Stationnement : près de 55% des Parisiens approuvent la tarification spéciale SUV

Les électeurs parisiens ont approuvé ce 4 février à 54,55% la proposition de la maire Anne Hidalgo de tripler les tarifs de stationnement pour les voitures les plus imposantes, selon les résultats officiels d'une votation qui a seulement mobilisé 5,68% des électeurs.

54,55% des électeurs parisiens ont voté ce 4 février pour la création d'un tarif spécifique pour le stationnement non résidentiel des SUV (acronyme anglais de Sport Utility Vehicle). Mais la votation organisée par la municipalité n'a recueilli qu'une faible participation. Un peu plus de 78.000 électeurs se sont en effet déplacés dans l'un des 38 lieux de vote, sur environ 1,3 million d'électeurs inscrits, pour se prononcer "pour ou contre la création d'un tarif spécifique pour le stationnement des voitures individuelles lourdes, encombrantes, polluantes". A travers ce scrutin étaient donc spécifiquement ciblés les SUV, aux caractéristiques combinant "celles d'une voiture de tourisme avec celles d'un véhicule utilitaire", et les 4x4.

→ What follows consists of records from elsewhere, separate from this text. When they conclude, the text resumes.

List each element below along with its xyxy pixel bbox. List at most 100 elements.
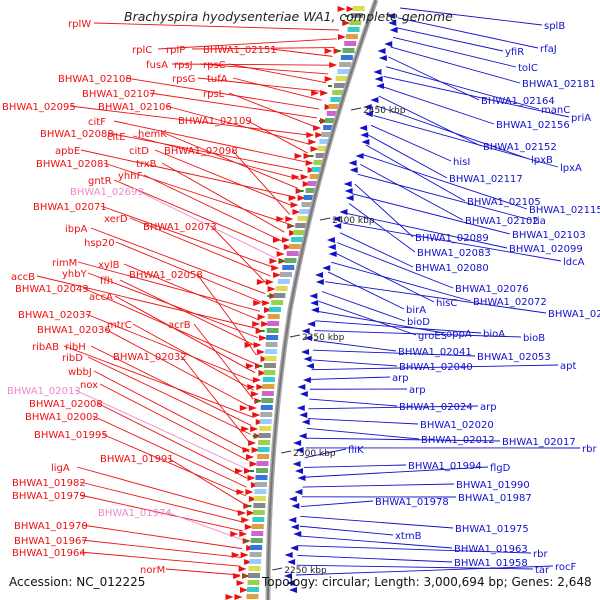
forward-gene-arrow — [311, 90, 320, 96]
leader-line — [301, 500, 374, 508]
left-gene-label: BHWA1_02098 — [164, 146, 238, 157]
feature-block — [286, 251, 299, 256]
feature-tick — [327, 85, 332, 87]
right-gene-label: BHWA1_02115 — [529, 205, 600, 216]
leader-line — [157, 38, 337, 50]
feature-tick — [247, 505, 252, 507]
left-gene-label: BHWA1_02081 — [36, 159, 110, 170]
forward-gene-arrow — [246, 510, 255, 516]
leader-line — [129, 217, 271, 277]
forward-gene-arrow — [253, 342, 262, 348]
feature-block — [295, 223, 308, 228]
reverse-gene-arrow — [297, 475, 306, 481]
left-gene-label: tufA — [207, 74, 228, 85]
left-gene-label: rpsG — [172, 74, 195, 85]
feature-block — [305, 188, 318, 193]
feature-block — [345, 34, 358, 39]
forward-gene-arrow — [252, 321, 261, 327]
right-gene-label: splB — [544, 21, 565, 32]
right-gene-label: BHWA1_02041 — [398, 347, 472, 358]
forward-gene-arrow — [319, 118, 328, 124]
feature-tick — [344, 15, 349, 17]
feature-block — [313, 160, 326, 165]
feature-block — [321, 132, 334, 137]
feature-block — [263, 363, 276, 368]
feature-block — [277, 279, 290, 284]
leader-line — [231, 149, 291, 215]
reverse-gene-arrow — [301, 328, 310, 334]
forward-gene-arrow — [244, 524, 253, 530]
forward-gene-arrow — [239, 587, 248, 593]
leader-line — [297, 554, 453, 563]
forward-gene-arrow — [290, 202, 299, 208]
leader-line — [85, 313, 255, 383]
leader-line — [74, 389, 249, 470]
reverse-gene-arrow — [304, 335, 313, 341]
leader-line — [388, 56, 480, 101]
feature-block — [256, 461, 269, 466]
reverse-gene-arrow — [307, 321, 316, 327]
leader-line — [368, 134, 448, 179]
forward-gene-arrow — [236, 489, 245, 495]
reverse-gene-arrow — [294, 489, 303, 495]
reverse-gene-arrow — [322, 265, 331, 271]
reverse-gene-arrow — [388, 20, 397, 26]
right-gene-label: BHWA1_01987 — [458, 493, 532, 504]
reverse-gene-arrow — [303, 356, 312, 362]
reverse-gene-arrow — [375, 83, 384, 89]
forward-gene-arrow — [246, 454, 255, 460]
left-gene-label: BHWA1_02037 — [18, 310, 92, 321]
right-gene-label: BHWA1_02099 — [509, 244, 583, 255]
feature-block — [275, 286, 288, 291]
forward-gene-arrow — [252, 377, 261, 383]
reverse-gene-arrow — [310, 307, 319, 313]
right-gene-label: BHWA1_02181 — [522, 79, 596, 90]
right-gene-label: bioD — [407, 317, 430, 328]
right-gene-label: BHWA1_02020 — [420, 420, 494, 431]
feature-tick — [309, 155, 314, 157]
left-gene-label: BHWA1_02699 — [70, 187, 144, 198]
reverse-gene-arrow — [333, 223, 342, 229]
reverse-gene-arrow — [291, 503, 300, 509]
feature-tick — [260, 330, 265, 332]
feature-block — [253, 496, 266, 501]
left-gene-label: BHWA1_01970 — [14, 521, 88, 532]
right-gene-label: tar — [535, 565, 550, 576]
leader-line — [113, 179, 280, 251]
forward-gene-arrow — [324, 48, 333, 54]
leader-line — [79, 551, 241, 567]
leader-line — [312, 349, 476, 357]
forward-gene-arrow — [269, 258, 278, 264]
reverse-gene-arrow — [355, 153, 364, 159]
reverse-gene-arrow — [296, 405, 305, 411]
leader-line — [327, 271, 405, 310]
forward-gene-arrow — [272, 237, 281, 243]
reverse-gene-arrow — [370, 97, 379, 103]
right-gene-label: hisC — [436, 298, 457, 309]
forward-gene-arrow — [236, 580, 245, 586]
leader-line — [90, 227, 266, 295]
forward-gene-arrow — [251, 447, 260, 453]
reverse-gene-arrow — [359, 125, 368, 131]
kbp-tick — [350, 107, 362, 111]
feature-block — [282, 265, 295, 270]
feature-block — [254, 482, 267, 487]
forward-gene-arrow — [242, 447, 251, 453]
forward-gene-arrow — [239, 531, 248, 537]
left-gene-label: BHWA1_01967 — [14, 536, 88, 547]
leader-line — [378, 95, 482, 147]
feature-block — [259, 426, 272, 431]
forward-gene-arrow — [253, 433, 262, 439]
leader-line — [81, 539, 242, 558]
forward-gene-arrow — [306, 132, 315, 138]
feature-block — [284, 258, 297, 263]
feature-block — [249, 552, 262, 557]
reverse-gene-arrow — [301, 419, 310, 425]
leader-line — [143, 174, 282, 242]
kbp-tick — [320, 217, 331, 221]
left-gene-label: ribH — [65, 342, 86, 353]
forward-gene-arrow — [225, 594, 234, 600]
forward-gene-arrow — [292, 209, 301, 215]
reverse-gene-arrow — [290, 545, 299, 551]
forward-gene-arrow — [302, 181, 311, 187]
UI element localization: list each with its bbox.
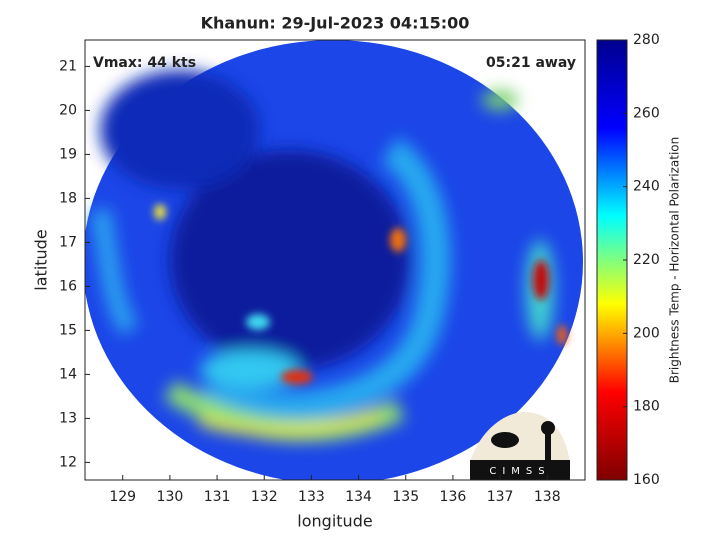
x-tick-label: 136: [440, 489, 467, 505]
x-tick-label: 135: [392, 489, 419, 505]
colorbar-tick-label: 260: [633, 105, 660, 121]
colorbar-tick-label: 160: [633, 472, 660, 488]
x-tick-label: 138: [534, 489, 561, 505]
y-tick-label: 13: [59, 410, 77, 426]
x-tick-label: 130: [157, 489, 184, 505]
x-tick-label: 133: [298, 489, 325, 505]
y-tick-label: 16: [59, 278, 77, 294]
y-axis-label: latitude: [32, 229, 51, 290]
annotation: Vmax: 44 kts: [93, 55, 196, 71]
colorbar-tick-label: 220: [633, 252, 660, 268]
swath-image: CIMSS: [85, 40, 583, 480]
colorbar-label: Brightness Temp - Horizontal Polarizatio…: [668, 137, 682, 384]
y-tick-label: 15: [59, 322, 77, 338]
y-tick-label: 17: [59, 234, 77, 250]
cimss-logo: CIMSS: [470, 412, 570, 480]
y-tick-label: 12: [59, 454, 77, 470]
x-tick-label: 137: [487, 489, 514, 505]
annotation: 05:21 away: [486, 55, 576, 71]
x-tick-label: 129: [109, 489, 136, 505]
y-tick-label: 21: [59, 58, 77, 74]
colorbar-tick-label: 240: [633, 179, 660, 195]
colorbar-tick-label: 280: [633, 32, 660, 48]
colorbar: [596, 39, 628, 481]
y-tick-label: 18: [59, 190, 77, 206]
colorbar-tick-label: 180: [633, 399, 660, 415]
plot-frame: [84, 39, 586, 481]
x-tick-label: 134: [345, 489, 372, 505]
colorbar-tick-label: 200: [633, 325, 660, 341]
x-tick-label: 131: [204, 489, 231, 505]
y-tick-label: 14: [59, 366, 77, 382]
y-tick-label: 19: [59, 146, 77, 162]
x-tick-label: 132: [251, 489, 278, 505]
chart-title: Khanun: 29-Jul-2023 04:15:00: [201, 14, 470, 33]
y-tick-label: 20: [59, 102, 77, 118]
x-axis-label: longitude: [297, 512, 372, 531]
logo-text: CIMSS: [489, 466, 550, 477]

Selon le projet de la municipalité, l'utilisateur d'un véhicule thermique ou hybride rechargeable dépassant 1,6 tonne, ou deux tonnes pour un véhicule électrique, devra bientôt payer 18 euros l'heure de stationnement dans les arrondissements centraux de la capitale, 12 euros pour les arrondissements extérieurs. Les résidents qui se gareront dans leur quartier et les professionnels, dont les taxis, ne seront toutefois pas concernés.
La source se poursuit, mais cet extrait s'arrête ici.